A sort of madness had taken hold of the three men. The tall skinny Bean and dwarfish pot-bellied Bunce were driving their machines like maniacs, racing the motors and making their shovels dig at terrific speed. The fat Boggis was hopping about like a dervish and shouting, ‘Faster! Faster!’

Boggis Bunce and Bean, unable to find Mr Fox with shovels, bring in the heavy mechanical diggers and dig into the hill where Mr Fox and his family live until it looks like a ‘volcanic crater’. But Mr Fox, perhaps surprisingly, is a flawed hero. Not only is it his arrogance that has endangered his family in the first place, but when the shovels come, he panics. It is one of his cubs who slaps the panic out of him and tells him he needs to man-up and quickly devise a plan. This he does, and they dig down, further and further away from their pursuers, but at the same time further and further away from food.

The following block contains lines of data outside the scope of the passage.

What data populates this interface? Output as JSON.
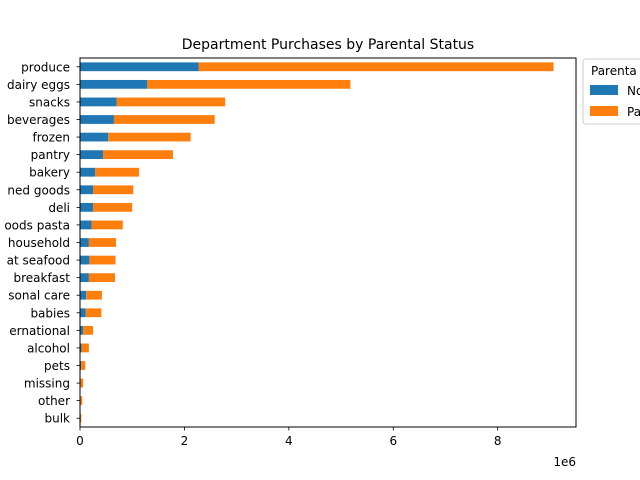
{
  "chart_data": {
    "type": "bar",
    "orientation": "horizontal",
    "stacked": true,
    "title": "Department Purchases by Parental Status",
    "xlabel": "",
    "ylabel": "",
    "xlim": [
      0,
      9500000
    ],
    "x_ticks": [
      0,
      2,
      4,
      6,
      8
    ],
    "x_offset_text": "1e6",
    "categories": [
      "produce",
      "dairy eggs",
      "snacks",
      "beverages",
      "frozen",
      "pantry",
      "bakery",
      "canned goods",
      "deli",
      "dry goods pasta",
      "household",
      "meat seafood",
      "breakfast",
      "personal care",
      "babies",
      "international",
      "alcohol",
      "pets",
      "missing",
      "other",
      "bulk"
    ],
    "category_labels_shown": [
      "produce",
      "dairy eggs",
      "snacks",
      "beverages",
      "frozen",
      "pantry",
      "bakery",
      "ned goods",
      "deli",
      "oods pasta",
      "household",
      "at seafood",
      "breakfast",
      "sonal care",
      "babies",
      "ernational",
      "alcohol",
      "pets",
      "missing",
      "other",
      "bulk"
    ],
    "series": [
      {
        "name": "No",
        "color": "#1f77b4",
        "values": [
          2270000,
          1290000,
          700000,
          650000,
          540000,
          440000,
          290000,
          250000,
          250000,
          220000,
          170000,
          180000,
          170000,
          120000,
          110000,
          60000,
          30000,
          20000,
          10000,
          8000,
          5000
        ]
      },
      {
        "name": "Pa",
        "color": "#ff7f0e",
        "values": [
          6800000,
          3890000,
          2080000,
          1930000,
          1580000,
          1340000,
          840000,
          770000,
          750000,
          600000,
          520000,
          500000,
          500000,
          300000,
          300000,
          190000,
          140000,
          80000,
          50000,
          35000,
          20000
        ]
      }
    ],
    "legend": {
      "title": "Parenta",
      "position": "outside-top-right"
    },
    "grid": false
  }
}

There are many interesting allegories you can draw out from the conflict between Mr Fox and the farmers. There is some fun to be had reading the farmers as Lords of the Manor and Mr Fox as the Robin Hood character living up in the woods. In Wes Anderson’s marvellous animated film version of the book, Boggis, Bunce and Bean are dressed in gentlemanly tweed rather than the rags Quentin Blake illustrates them in in the book; they are given a sinister air of human respectability. Anderson takes the Robin Hood idea further, with Mr Fox becoming leader of a band of animals who are all seeking to outsmart their oppressors up on the surface.

In the book, however, the Foxes are alone for much of the adventure (apart from Badger who joins, and acts as a moral barometer to Mr Fox’s devil-may-care philosophy). Dahl is a lot more stark in his depiction of their predicament than Wes Anderson is. In their deep subterranean hideaway the Fox family begins to starve, and the reader is not entirely sure that Mrs Fox is going to make it. Dahl has no issues with putting this awful scenario right up front. One chapter is even titled ‘The Foxes Begin to Starve’. The language of the book is quite uncompromising throughout.

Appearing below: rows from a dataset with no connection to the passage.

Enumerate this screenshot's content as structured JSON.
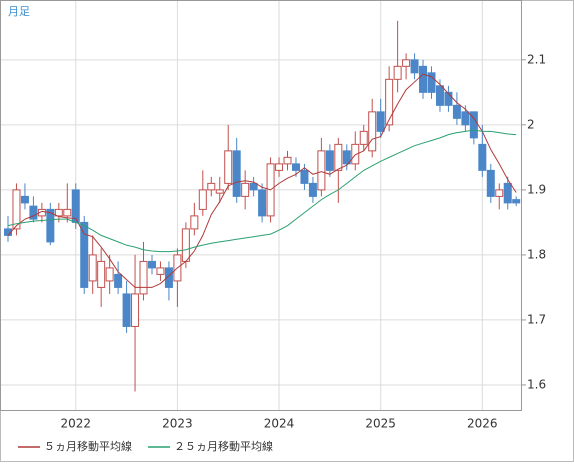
{
  "chart_data": {
    "type": "candlestick",
    "title": "月足",
    "categories": [
      null,
      null,
      null,
      null,
      null,
      null,
      null,
      null,
      "2022",
      null,
      null,
      null,
      null,
      null,
      null,
      null,
      null,
      null,
      null,
      null,
      "2023",
      null,
      null,
      null,
      null,
      null,
      null,
      null,
      null,
      null,
      null,
      null,
      "2024",
      null,
      null,
      null,
      null,
      null,
      null,
      null,
      null,
      null,
      null,
      null,
      "2025",
      null,
      null,
      null,
      null,
      null,
      null,
      null,
      null,
      null,
      null,
      null,
      "2026",
      null,
      null,
      null,
      null
    ],
    "open": [
      1.84,
      1.84,
      1.89,
      1.875,
      1.86,
      1.87,
      1.86,
      1.86,
      1.9,
      1.85,
      1.76,
      1.75,
      1.76,
      1.77,
      1.74,
      1.69,
      1.74,
      1.79,
      1.77,
      1.78,
      1.76,
      1.79,
      1.84,
      1.87,
      1.9,
      1.895,
      1.91,
      1.96,
      1.89,
      1.91,
      1.9,
      1.86,
      1.93,
      1.94,
      1.94,
      1.93,
      1.91,
      1.9,
      1.96,
      1.93,
      1.96,
      1.94,
      1.97,
      1.96,
      2.02,
      2.0,
      2.07,
      2.09,
      2.1,
      2.09,
      2.08,
      2.06,
      2.05,
      2.03,
      2.02,
      2.02,
      1.97,
      1.93,
      1.89,
      1.91,
      1.885
    ],
    "high": [
      1.86,
      1.91,
      1.91,
      1.89,
      1.88,
      1.88,
      1.88,
      1.91,
      1.91,
      1.86,
      1.83,
      1.81,
      1.8,
      1.79,
      1.76,
      1.8,
      1.82,
      1.8,
      1.79,
      1.79,
      1.81,
      1.85,
      1.88,
      1.93,
      1.92,
      1.92,
      2.0,
      1.98,
      1.93,
      1.92,
      1.91,
      1.95,
      1.95,
      1.96,
      1.95,
      1.94,
      1.92,
      1.98,
      1.97,
      1.98,
      1.97,
      1.99,
      2.0,
      2.04,
      2.04,
      2.09,
      2.16,
      2.11,
      2.11,
      2.1,
      2.09,
      2.07,
      2.06,
      2.05,
      2.03,
      2.02,
      2.0,
      1.94,
      1.91,
      1.92,
      1.89
    ],
    "low": [
      1.82,
      1.83,
      1.87,
      1.85,
      1.85,
      1.815,
      1.85,
      1.85,
      1.84,
      1.74,
      1.74,
      1.72,
      1.74,
      1.74,
      1.68,
      1.59,
      1.73,
      1.77,
      1.76,
      1.73,
      1.72,
      1.78,
      1.83,
      1.86,
      1.89,
      1.88,
      1.9,
      1.88,
      1.87,
      1.89,
      1.85,
      1.85,
      1.92,
      1.93,
      1.92,
      1.9,
      1.88,
      1.89,
      1.92,
      1.88,
      1.93,
      1.93,
      1.96,
      1.95,
      1.98,
      1.99,
      2.05,
      2.07,
      2.07,
      2.04,
      2.04,
      2.02,
      2.02,
      2.0,
      1.99,
      1.97,
      1.92,
      1.88,
      1.87,
      1.87,
      1.875
    ],
    "close": [
      1.83,
      1.9,
      1.88,
      1.855,
      1.87,
      1.82,
      1.87,
      1.87,
      1.85,
      1.75,
      1.8,
      1.79,
      1.78,
      1.75,
      1.69,
      1.74,
      1.79,
      1.78,
      1.78,
      1.75,
      1.8,
      1.84,
      1.86,
      1.9,
      1.91,
      1.9,
      1.96,
      1.89,
      1.91,
      1.9,
      1.86,
      1.94,
      1.94,
      1.95,
      1.93,
      1.91,
      1.89,
      1.96,
      1.93,
      1.97,
      1.94,
      1.97,
      1.99,
      2.02,
      1.99,
      2.07,
      2.09,
      2.1,
      2.08,
      2.05,
      2.05,
      2.03,
      2.03,
      2.01,
      2.0,
      1.98,
      1.93,
      1.89,
      1.9,
      1.88,
      1.88
    ],
    "up_color": "#c0504d",
    "down_color": "#4a86c8",
    "series": [
      {
        "name": "５ヵ月移動平均線",
        "color": "#b03a3a",
        "values": [
          1.83,
          1.845,
          1.855,
          1.86,
          1.867,
          1.865,
          1.859,
          1.857,
          1.856,
          1.832,
          1.828,
          1.812,
          1.794,
          1.774,
          1.762,
          1.75,
          1.75,
          1.75,
          1.756,
          1.768,
          1.78,
          1.79,
          1.806,
          1.83,
          1.862,
          1.882,
          1.906,
          1.912,
          1.914,
          1.912,
          1.904,
          1.9,
          1.91,
          1.918,
          1.924,
          1.934,
          1.924,
          1.928,
          1.924,
          1.932,
          1.938,
          1.954,
          1.96,
          1.978,
          1.982,
          2.008,
          2.032,
          2.054,
          2.066,
          2.078,
          2.074,
          2.062,
          2.048,
          2.034,
          2.024,
          2.01,
          1.99,
          1.962,
          1.94,
          1.916,
          1.896
        ]
      },
      {
        "name": "２５ヵ月移動平均線",
        "color": "#2aa070",
        "values": [
          1.845,
          1.848,
          1.85,
          1.852,
          1.853,
          1.854,
          1.855,
          1.855,
          1.85,
          1.845,
          1.838,
          1.83,
          1.825,
          1.82,
          1.815,
          1.812,
          1.808,
          1.806,
          1.805,
          1.805,
          1.806,
          1.808,
          1.812,
          1.815,
          1.818,
          1.82,
          1.822,
          1.824,
          1.826,
          1.828,
          1.83,
          1.832,
          1.838,
          1.845,
          1.855,
          1.865,
          1.875,
          1.885,
          1.893,
          1.9,
          1.91,
          1.92,
          1.93,
          1.937,
          1.944,
          1.95,
          1.956,
          1.962,
          1.968,
          1.972,
          1.976,
          1.98,
          1.985,
          1.988,
          1.99,
          1.992,
          1.99,
          1.99,
          1.988,
          1.986,
          1.985
        ]
      }
    ],
    "ylim": [
      1.5615,
      2.192
    ],
    "yticks": [
      1.6,
      1.7,
      1.8,
      1.9,
      2.0,
      2.1
    ],
    "grid": true
  }
}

‘How will they kill us, mummy?’ said one of the small foxes. His round black eyes were huge with fright. ‘Will there be dogs?’

At one point, early on, Bunce declares of Mr Fox, ‘I’d like to rip out his guts!’ The action is as earthy as the digging.

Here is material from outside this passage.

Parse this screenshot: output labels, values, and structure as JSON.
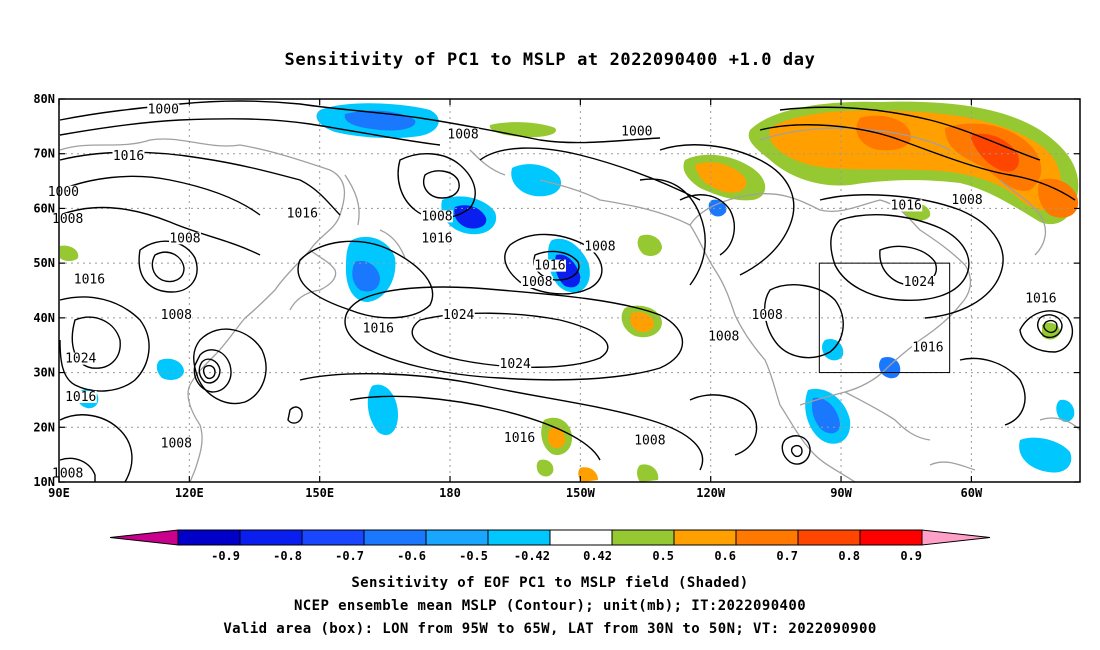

In many ways I imagine that Dahl’s phenomenal sales figures meant that he was able to write pretty much whatever he wanted – no editor was going to mess with such a formula as this. But he never strayed from what children like in a good story – adventure. Here his hero is extremely charismatic, and although flawed, wins out in the end. His villains are truly awful. His partnership with Quentin Blake is positively harmonious throughout the pages, Mr Fox appearing nimble, dandyish in actual fact, in his waistcoat and cravat – like a furry Stewart Granger. The mechanical diggers are pushed back by Blake to an ominous and demonic silhouette as they carve up the hillside, the scenery literally filling with inky blackness.

Fantastic Mr Fox is a fable that is just as Welsh as any of our nation’s lauded rural novels – stories of the heartland, of the people of the earth, of the working man doing what he must to provide for his family. Dahl, with just a few careful sentences, sidesteps one-dimensional characterisation, and brings the horror of man’s dominant relationship with the countryside to the fore. It is very easy to forget that this is a children’s story. That he can be as wincingly dark as he is here and get away with it, means that generations more children will be allowed to experience a classic tale of countryside conflict.